Roundtable on Indigenous Issues' is Jan. 23

Released on 01/17/2006, at 2:00 AM
Office of University Communications
University of Nebraska–Lincoln

WHEN: Monday, Jan. 23, 2006

WHERE: Jan. 23, Nebraska Union, 1400 R Street (room posted); Feb. 20, Great Plains Art Museum, 1155 Q Street

Lincoln, Neb., January 17th, 2006 —

The Plains Humanities Alliance's Jan. 23 Research and Region seminar, "A Roundtable on Indigenous Issues," will feature graduate students in an interdisciplinary colloquium.

Students and their topics are Wynne Summers, English, "Women Elders' Life Stories of the Omaha Tribe"; Lawrence W. Bradley, anthropology and geography, "Paleontological Resource Dispossession of the Great Sioux Nation"; and David Nesheim, history, "Domestic and Wild Fauna on the Northern Plains: The Unseen Power of a Five-Strand Fence."

The seminar begin at 2:30 p.m. at the Nebraska Union, 1400 R St. (room posted).

Next month's Research and Region seminar will feature historian Brian Dippie of the University of Victoria in British Columbia, presenting "The Contested Status of Western American Art." Dippie's talk is sponsored by the Plains Humanities Alliance, the Research Council, the Convocations Committee, the Center for Great Plains Studies, the Department of Art and Art History, and Nineteenth-Century Studies, all at the University of Nebraska-Lincoln.

Dippie's talk will begin at 2:30 p.m. Feb. 20, at the Great Plains Art Museum, 1155 Q St.

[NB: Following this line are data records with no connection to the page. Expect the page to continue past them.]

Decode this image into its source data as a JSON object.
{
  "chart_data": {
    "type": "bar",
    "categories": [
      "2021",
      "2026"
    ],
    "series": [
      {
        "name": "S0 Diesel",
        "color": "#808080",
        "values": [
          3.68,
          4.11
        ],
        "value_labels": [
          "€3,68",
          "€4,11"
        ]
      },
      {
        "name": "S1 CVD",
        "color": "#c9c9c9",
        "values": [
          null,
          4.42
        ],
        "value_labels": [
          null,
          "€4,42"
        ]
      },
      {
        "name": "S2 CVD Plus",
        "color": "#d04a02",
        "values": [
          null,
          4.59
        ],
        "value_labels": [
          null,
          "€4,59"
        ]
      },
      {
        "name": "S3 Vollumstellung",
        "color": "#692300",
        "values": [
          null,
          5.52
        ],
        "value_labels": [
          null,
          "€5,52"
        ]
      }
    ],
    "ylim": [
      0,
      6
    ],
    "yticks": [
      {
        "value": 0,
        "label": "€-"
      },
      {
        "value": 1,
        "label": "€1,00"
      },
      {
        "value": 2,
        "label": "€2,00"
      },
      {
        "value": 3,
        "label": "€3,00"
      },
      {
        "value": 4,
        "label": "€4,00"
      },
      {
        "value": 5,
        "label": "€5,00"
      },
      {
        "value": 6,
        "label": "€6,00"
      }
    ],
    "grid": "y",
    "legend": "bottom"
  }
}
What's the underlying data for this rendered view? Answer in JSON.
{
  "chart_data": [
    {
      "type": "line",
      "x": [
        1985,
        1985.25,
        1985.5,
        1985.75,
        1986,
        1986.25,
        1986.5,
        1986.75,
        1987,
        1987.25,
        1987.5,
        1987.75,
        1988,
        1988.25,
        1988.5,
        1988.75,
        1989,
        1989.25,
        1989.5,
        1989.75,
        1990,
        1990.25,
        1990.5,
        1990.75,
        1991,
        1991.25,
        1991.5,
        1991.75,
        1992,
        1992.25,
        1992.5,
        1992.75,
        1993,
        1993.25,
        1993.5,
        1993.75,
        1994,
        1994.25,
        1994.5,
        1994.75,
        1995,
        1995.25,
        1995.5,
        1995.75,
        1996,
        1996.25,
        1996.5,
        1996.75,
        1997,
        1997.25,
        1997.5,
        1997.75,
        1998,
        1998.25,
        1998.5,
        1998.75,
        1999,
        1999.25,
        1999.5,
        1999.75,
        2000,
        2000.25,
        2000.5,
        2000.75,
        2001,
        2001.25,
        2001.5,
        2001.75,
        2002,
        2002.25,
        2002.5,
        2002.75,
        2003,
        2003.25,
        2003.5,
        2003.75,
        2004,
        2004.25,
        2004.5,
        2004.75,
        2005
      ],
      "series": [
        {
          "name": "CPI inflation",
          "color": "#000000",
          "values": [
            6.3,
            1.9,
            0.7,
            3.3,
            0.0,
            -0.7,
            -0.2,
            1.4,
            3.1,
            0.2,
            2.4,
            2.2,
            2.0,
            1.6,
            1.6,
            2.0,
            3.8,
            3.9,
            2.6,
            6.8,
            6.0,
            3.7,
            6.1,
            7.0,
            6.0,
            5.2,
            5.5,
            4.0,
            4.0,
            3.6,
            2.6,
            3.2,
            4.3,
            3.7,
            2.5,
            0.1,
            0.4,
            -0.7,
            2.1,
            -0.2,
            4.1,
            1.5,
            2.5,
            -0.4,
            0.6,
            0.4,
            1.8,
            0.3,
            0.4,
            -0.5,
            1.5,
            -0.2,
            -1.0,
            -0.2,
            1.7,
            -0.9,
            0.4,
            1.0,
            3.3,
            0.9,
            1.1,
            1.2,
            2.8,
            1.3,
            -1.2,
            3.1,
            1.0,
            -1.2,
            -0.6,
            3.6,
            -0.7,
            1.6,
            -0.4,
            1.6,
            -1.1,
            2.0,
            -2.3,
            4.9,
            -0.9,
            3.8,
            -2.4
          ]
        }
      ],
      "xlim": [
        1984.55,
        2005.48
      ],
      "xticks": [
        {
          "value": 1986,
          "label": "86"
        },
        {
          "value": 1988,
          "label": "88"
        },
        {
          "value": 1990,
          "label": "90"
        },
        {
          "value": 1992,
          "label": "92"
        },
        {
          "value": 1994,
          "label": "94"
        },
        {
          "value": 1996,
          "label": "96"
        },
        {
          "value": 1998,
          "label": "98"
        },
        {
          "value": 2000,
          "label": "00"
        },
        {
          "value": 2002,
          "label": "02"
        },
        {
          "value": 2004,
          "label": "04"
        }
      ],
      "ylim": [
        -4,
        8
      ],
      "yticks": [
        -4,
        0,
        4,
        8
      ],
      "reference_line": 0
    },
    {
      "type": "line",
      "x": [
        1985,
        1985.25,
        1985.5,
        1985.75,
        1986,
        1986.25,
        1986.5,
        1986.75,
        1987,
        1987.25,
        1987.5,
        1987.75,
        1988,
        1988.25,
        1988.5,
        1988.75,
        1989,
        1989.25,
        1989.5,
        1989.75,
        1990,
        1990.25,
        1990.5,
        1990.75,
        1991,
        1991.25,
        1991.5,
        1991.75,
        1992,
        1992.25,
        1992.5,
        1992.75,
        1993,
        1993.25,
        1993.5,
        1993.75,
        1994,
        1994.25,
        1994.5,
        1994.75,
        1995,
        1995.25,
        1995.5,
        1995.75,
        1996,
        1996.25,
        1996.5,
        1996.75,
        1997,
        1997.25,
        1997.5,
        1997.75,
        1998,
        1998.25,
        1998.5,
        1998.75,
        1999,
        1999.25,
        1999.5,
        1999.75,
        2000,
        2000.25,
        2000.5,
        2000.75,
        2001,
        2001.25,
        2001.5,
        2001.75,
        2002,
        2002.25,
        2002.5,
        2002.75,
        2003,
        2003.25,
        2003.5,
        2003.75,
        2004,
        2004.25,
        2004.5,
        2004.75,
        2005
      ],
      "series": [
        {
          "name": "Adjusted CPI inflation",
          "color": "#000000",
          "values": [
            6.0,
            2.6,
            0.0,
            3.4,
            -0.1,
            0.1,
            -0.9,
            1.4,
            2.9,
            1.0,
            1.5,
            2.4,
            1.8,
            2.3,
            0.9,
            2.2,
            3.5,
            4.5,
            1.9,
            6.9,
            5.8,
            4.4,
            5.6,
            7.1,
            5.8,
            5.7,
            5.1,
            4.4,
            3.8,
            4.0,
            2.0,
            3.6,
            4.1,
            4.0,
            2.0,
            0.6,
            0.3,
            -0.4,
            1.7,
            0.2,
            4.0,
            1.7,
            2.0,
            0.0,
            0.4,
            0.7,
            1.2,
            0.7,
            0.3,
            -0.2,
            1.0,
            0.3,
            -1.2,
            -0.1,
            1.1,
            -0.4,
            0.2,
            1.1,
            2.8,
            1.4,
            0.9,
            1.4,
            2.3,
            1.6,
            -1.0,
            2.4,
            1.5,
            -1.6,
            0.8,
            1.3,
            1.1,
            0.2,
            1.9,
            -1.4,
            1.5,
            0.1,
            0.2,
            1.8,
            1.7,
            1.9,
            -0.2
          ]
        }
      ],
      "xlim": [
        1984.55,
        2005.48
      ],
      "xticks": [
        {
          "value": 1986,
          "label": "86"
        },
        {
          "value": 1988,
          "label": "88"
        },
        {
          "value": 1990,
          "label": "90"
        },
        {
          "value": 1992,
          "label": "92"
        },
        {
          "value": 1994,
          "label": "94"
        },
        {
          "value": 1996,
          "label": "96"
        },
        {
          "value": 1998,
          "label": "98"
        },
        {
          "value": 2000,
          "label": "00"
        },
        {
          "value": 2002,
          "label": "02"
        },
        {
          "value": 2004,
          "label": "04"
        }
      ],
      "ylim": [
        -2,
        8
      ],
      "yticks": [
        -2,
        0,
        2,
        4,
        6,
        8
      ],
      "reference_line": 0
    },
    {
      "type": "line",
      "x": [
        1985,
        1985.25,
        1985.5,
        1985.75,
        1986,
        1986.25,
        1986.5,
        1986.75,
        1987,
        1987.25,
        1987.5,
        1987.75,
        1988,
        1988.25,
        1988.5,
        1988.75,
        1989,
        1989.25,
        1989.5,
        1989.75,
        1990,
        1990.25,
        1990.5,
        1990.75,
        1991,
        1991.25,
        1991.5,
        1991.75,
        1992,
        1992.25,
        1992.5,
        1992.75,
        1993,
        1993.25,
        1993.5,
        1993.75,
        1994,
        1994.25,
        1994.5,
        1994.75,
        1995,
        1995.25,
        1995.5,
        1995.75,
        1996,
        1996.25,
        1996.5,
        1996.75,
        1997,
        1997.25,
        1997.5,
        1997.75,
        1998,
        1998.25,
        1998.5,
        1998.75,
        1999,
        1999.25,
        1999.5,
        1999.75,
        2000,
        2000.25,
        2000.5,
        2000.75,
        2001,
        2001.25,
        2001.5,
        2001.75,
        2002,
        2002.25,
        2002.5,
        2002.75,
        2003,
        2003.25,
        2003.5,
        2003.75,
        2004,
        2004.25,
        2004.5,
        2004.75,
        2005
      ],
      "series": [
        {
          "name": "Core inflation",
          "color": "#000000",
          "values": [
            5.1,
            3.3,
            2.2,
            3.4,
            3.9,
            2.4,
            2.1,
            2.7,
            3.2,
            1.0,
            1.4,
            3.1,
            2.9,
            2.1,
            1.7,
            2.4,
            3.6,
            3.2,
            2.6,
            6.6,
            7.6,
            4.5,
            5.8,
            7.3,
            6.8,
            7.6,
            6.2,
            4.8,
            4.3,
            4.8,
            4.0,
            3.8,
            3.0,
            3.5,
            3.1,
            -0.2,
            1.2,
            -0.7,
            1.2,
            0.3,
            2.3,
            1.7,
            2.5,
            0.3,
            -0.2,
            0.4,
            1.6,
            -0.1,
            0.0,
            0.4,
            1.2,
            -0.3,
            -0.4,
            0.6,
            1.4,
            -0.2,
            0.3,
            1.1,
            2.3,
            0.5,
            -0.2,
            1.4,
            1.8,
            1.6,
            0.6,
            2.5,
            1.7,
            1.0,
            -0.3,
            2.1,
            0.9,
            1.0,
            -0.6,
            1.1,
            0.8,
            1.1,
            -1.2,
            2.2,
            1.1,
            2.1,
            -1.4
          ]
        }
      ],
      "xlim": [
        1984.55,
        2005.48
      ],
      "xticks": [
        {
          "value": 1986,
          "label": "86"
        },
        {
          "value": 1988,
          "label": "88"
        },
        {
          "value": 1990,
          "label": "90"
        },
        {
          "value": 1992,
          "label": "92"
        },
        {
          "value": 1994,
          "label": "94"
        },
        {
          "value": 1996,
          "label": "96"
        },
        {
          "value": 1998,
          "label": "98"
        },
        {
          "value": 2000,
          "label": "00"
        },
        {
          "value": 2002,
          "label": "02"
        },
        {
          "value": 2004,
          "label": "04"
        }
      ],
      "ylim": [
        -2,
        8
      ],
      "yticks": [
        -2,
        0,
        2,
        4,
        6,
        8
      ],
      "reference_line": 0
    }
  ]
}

Both events are free and open to the public.

The Research and Region seminar series is a program of the Plains Humanities Alliance, based at UNL. The series is an outlet for local and visiting scholars to present their research-in-progress about the Great Plains and other plains regions to faculty, graduate students, and the interested public.